A l’aide de la pointe d’un microscope électronique à effet tunnel (STM), ces chercheurs ont réussi à « attraper » un brin de polythiophène (molécule organique constituée d’hydrogène, de carbone et de soufre), et à le décoller de la surface d’or sur lequel il était déposé, constituant ainsi une jonction moléculaire entre la surface et la pointe. Ils ont ensuite enregistré les variations de conductance électrique de cette jonction en fonction de la rétractation de la pointe du microscope. Ce faisant, une tension mécanique est exercée sur le fil moléculaire, qui est alors étiré, donnant lieu à de fortes variations de conductance. Intuitivement, on pourrait penser que plus la longueur de fil entre la surface et la pointe est importante, plus la conductance sera affectée et diminuera. Or ce qui est observé expérimentalement est bien différent, puisqu’au cours du processus d’étirement de la molécule, on assiste à des augmentations spectaculaires de conductance.

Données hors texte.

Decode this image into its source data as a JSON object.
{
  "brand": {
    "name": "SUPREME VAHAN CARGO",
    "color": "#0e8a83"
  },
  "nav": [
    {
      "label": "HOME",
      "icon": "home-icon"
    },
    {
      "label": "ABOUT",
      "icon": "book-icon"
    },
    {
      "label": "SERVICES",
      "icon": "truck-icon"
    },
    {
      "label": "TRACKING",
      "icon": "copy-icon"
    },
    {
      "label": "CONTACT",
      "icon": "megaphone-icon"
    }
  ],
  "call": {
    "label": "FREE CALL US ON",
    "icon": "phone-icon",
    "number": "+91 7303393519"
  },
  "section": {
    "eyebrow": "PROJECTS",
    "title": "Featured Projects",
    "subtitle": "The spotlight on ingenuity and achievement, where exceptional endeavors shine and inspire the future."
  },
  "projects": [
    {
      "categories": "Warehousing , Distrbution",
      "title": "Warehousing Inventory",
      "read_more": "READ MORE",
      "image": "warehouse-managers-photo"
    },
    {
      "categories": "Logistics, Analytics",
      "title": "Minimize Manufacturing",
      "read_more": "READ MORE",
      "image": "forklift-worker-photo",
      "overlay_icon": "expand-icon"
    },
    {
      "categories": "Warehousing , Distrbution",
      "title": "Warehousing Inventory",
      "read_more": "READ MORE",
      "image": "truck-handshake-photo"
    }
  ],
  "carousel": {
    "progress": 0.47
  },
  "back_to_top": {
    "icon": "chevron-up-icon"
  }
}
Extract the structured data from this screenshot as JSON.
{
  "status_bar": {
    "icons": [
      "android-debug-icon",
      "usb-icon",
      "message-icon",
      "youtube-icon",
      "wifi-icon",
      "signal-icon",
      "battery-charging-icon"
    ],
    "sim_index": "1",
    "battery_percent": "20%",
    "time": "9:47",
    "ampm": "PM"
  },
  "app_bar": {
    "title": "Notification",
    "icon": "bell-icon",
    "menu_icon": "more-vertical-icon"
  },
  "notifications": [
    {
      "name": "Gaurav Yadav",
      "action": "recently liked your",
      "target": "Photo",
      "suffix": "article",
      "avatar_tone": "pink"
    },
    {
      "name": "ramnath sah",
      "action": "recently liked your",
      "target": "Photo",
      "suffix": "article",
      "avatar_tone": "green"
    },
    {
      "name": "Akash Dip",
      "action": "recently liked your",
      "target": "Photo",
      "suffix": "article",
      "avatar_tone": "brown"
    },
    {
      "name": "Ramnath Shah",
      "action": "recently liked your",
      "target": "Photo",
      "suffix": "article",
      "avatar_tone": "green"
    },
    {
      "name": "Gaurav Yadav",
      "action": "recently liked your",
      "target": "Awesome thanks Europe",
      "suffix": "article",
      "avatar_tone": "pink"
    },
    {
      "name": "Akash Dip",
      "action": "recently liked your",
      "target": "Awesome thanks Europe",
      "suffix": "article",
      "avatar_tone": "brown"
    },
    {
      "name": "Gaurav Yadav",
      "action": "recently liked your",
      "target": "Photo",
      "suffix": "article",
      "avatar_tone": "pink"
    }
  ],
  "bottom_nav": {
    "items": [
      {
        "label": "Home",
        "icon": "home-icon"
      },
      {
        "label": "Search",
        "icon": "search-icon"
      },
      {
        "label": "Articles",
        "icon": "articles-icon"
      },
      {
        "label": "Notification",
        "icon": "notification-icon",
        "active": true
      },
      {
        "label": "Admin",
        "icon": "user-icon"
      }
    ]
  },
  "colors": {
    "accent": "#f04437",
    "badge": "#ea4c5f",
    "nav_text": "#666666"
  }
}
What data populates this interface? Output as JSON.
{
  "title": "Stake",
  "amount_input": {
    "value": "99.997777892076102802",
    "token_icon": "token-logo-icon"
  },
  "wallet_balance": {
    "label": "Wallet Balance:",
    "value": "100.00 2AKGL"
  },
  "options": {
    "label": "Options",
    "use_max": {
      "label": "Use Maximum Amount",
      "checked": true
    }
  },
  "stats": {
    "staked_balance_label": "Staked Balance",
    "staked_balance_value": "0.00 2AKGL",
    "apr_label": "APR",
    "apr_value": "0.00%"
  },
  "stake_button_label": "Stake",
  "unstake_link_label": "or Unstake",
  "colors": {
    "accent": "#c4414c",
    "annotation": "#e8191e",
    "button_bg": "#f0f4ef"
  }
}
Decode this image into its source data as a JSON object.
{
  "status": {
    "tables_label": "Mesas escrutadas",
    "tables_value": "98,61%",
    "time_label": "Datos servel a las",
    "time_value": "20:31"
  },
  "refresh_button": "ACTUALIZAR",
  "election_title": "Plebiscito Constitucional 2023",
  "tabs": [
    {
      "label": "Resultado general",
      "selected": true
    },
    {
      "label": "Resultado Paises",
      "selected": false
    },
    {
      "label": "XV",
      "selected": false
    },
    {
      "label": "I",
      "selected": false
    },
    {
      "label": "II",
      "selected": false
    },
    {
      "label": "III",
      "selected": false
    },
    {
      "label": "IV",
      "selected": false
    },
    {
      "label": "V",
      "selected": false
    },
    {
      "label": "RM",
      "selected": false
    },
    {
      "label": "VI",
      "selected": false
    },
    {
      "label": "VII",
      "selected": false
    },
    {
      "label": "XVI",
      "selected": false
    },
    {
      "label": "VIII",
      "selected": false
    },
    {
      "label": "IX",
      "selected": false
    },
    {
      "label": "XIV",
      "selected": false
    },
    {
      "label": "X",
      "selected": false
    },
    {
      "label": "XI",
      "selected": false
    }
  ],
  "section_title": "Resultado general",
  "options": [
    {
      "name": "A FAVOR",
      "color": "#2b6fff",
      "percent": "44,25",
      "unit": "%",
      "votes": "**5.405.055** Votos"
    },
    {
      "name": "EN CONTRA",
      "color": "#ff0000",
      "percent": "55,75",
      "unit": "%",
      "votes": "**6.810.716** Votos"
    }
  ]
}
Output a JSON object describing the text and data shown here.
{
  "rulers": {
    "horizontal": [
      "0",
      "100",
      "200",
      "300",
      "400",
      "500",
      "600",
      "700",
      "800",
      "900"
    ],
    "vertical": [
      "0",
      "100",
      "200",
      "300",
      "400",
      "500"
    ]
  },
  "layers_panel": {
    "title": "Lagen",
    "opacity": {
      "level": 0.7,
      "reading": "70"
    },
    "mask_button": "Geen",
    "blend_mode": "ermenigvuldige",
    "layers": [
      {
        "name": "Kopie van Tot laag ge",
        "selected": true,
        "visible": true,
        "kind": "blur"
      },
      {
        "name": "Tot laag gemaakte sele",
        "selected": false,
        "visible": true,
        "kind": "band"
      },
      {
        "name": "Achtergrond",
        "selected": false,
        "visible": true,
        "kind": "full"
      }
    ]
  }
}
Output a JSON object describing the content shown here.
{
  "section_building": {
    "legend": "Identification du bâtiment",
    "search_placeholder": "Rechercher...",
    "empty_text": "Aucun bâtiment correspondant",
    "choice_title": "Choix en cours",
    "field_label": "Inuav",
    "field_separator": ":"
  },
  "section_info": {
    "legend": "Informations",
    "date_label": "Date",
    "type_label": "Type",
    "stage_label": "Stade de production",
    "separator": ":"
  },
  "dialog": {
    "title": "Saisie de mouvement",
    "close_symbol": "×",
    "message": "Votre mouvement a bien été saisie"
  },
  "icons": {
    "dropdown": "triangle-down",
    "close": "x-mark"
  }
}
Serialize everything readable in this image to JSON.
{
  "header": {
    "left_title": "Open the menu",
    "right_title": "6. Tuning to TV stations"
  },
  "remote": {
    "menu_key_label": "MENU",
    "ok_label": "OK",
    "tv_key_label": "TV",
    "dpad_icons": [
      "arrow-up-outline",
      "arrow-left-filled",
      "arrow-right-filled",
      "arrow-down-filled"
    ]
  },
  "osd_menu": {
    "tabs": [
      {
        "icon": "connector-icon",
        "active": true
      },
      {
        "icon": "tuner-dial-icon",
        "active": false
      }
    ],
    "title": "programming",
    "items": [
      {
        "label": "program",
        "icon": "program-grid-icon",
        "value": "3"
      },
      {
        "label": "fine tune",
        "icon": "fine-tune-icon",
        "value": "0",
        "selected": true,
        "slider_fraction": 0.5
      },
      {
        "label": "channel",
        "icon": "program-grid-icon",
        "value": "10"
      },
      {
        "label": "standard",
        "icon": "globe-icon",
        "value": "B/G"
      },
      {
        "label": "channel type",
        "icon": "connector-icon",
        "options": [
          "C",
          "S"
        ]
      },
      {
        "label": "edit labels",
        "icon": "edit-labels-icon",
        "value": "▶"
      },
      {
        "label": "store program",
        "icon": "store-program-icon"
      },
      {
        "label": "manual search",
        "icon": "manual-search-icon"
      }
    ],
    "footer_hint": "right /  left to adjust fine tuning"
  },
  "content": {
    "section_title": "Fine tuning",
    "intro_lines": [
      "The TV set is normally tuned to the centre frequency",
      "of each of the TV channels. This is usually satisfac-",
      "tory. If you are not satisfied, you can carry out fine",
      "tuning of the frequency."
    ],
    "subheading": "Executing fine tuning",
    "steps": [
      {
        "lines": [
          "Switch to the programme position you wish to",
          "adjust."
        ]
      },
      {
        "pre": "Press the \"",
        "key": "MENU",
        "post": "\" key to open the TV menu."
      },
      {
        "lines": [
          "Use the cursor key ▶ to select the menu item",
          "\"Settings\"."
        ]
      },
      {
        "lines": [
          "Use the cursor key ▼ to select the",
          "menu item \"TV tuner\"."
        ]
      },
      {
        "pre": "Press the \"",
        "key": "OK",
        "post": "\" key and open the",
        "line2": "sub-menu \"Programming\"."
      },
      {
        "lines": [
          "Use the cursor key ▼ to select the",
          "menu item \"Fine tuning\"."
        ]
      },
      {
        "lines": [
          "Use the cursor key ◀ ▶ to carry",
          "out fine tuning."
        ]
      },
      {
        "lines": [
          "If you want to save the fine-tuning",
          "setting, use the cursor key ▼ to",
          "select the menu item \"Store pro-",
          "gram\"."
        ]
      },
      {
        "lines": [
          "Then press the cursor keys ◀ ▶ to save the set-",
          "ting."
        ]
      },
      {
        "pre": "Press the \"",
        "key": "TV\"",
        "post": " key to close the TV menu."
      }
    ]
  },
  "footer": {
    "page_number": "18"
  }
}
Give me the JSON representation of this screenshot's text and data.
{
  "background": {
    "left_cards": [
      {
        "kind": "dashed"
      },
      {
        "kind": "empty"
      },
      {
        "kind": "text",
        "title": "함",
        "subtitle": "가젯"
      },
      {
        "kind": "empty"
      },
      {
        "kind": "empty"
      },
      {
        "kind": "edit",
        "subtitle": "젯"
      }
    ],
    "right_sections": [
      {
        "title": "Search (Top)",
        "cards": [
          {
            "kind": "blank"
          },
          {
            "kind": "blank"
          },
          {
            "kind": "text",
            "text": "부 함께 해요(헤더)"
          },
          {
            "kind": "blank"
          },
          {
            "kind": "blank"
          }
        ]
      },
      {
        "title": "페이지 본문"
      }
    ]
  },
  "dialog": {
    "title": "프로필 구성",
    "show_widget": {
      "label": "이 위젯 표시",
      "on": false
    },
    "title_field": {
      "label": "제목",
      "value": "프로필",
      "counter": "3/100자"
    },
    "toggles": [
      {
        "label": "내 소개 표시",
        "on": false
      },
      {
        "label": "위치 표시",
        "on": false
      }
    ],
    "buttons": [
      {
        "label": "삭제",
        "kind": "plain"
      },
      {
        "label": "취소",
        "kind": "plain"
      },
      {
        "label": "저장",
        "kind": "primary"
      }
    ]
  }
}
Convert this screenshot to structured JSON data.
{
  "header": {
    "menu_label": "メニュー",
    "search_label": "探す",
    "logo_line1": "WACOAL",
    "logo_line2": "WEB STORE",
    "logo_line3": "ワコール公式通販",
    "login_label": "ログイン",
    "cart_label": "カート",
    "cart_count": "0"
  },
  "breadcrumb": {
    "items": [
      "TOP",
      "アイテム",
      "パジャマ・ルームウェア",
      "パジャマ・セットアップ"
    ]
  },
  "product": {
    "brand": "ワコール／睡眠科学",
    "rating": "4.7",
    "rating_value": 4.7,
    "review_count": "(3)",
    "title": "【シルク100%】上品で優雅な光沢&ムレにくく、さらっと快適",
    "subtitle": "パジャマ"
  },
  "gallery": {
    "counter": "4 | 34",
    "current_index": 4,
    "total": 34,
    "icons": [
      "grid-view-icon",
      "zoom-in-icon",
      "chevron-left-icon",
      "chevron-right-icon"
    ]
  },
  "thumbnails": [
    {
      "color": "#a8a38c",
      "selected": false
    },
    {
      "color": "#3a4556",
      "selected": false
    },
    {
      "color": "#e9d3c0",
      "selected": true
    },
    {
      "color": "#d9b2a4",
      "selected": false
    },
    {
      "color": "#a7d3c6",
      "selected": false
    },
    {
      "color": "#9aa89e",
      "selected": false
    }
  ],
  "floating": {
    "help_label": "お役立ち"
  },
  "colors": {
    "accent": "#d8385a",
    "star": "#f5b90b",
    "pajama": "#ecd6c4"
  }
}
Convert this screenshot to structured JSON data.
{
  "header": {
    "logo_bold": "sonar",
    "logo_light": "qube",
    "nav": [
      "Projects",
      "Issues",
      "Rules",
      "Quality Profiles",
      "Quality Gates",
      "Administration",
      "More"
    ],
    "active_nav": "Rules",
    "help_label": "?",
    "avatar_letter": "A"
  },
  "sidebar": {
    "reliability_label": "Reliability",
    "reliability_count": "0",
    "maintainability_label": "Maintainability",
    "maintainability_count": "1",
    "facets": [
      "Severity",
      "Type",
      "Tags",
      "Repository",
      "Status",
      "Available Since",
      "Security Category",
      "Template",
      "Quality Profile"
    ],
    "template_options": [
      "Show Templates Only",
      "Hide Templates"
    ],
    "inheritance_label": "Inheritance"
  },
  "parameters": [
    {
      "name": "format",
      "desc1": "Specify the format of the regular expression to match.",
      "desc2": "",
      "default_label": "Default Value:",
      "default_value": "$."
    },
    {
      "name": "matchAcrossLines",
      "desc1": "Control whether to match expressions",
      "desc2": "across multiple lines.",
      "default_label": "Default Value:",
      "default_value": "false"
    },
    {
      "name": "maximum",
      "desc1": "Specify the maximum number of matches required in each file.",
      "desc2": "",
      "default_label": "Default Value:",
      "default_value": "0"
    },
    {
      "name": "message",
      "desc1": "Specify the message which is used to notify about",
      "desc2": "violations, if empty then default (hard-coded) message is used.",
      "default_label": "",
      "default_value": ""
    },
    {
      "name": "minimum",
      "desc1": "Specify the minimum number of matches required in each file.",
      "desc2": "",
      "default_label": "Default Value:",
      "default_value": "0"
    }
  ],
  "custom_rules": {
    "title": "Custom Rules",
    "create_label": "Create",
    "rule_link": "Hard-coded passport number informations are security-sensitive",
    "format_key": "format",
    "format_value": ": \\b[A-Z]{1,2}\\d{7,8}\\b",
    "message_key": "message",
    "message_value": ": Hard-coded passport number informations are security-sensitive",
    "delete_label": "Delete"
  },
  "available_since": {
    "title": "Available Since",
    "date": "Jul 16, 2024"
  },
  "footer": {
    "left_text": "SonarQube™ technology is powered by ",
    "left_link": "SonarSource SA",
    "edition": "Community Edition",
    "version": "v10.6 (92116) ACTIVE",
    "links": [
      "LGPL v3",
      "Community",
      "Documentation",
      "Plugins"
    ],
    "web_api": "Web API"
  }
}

Afin de comprendre l’origine physique de ce phénomène, des simulations numériques basées sur la résolution des équations de la mécanique quantique ont été réalisées. La méthode utilise la Théorie de la Fonctionnelle de la Densité (DFT), qui permet de déterminer itérativement l’énergie des électrons du système, en supposant que chaque électron interagit avec les autres à travers un potentiel moyen dit potentiel d’échange-corrélation. A partir de cette énergie, on obtient les forces entre les atomes, et la résolution des équations du mouvement détermine la nouvelle position de ces atomes. Le processus est répété de façon à minimiser ces forces, afin d’obtenir la configuration d’équilibre du système.

Un système constitué de quelques couches d’or, d’une molécule de polythiophène et d’une pointe pyramidale en or a donc été considéré. Il a fallu ensuite considérer l’équilibre de cette configuration, et recalculer cet équilibre après déplacement de la pointe, pour reproduire l’expérience d’élongation de la molécule par la pointe STM. Ce processus est illustré en Figure 1a. Pour chaque configuration d’équilibre, l’énergie du système a été déterminée, ainsi que sa conductance électrique, toutes deux représentées en Figure 1 b) et c).

A partir de ces calculs, il a été possible de déterminer certains paramètres déterminants dans la variation du courant à travers la jonction moléculaire. Ainsi, entre deux sauts de conductance, la molécule se tend entre la surface et la pointe, jusqu’à ce qu’un nouveau monomère de la jonction (Figure 1 d)) se décroche de la surface, réduisant ainsi la tension sur le fil.

19 octobre 2015

Depuis sa découverte le graphène suscite un intérêt considérable du fait de ses propriétés électriques, optiques et mécaniques exceptionnelles. Il se présente aujourd’hui comme l’un des nano-objets les plus prometteurs dans de nombreux domaines d'applications allant de l'électronique à la production et au stockage d’énergie. Au-delà de l’obtention de graphène en grande quantité et à bas coût, la qualité des feuillets de graphène et de leur assemblage sont bien entendu déterminants pour garantir les performances des dispositifs. Ces 3 conditions forment un pré-requis indispensable aux développements industriels.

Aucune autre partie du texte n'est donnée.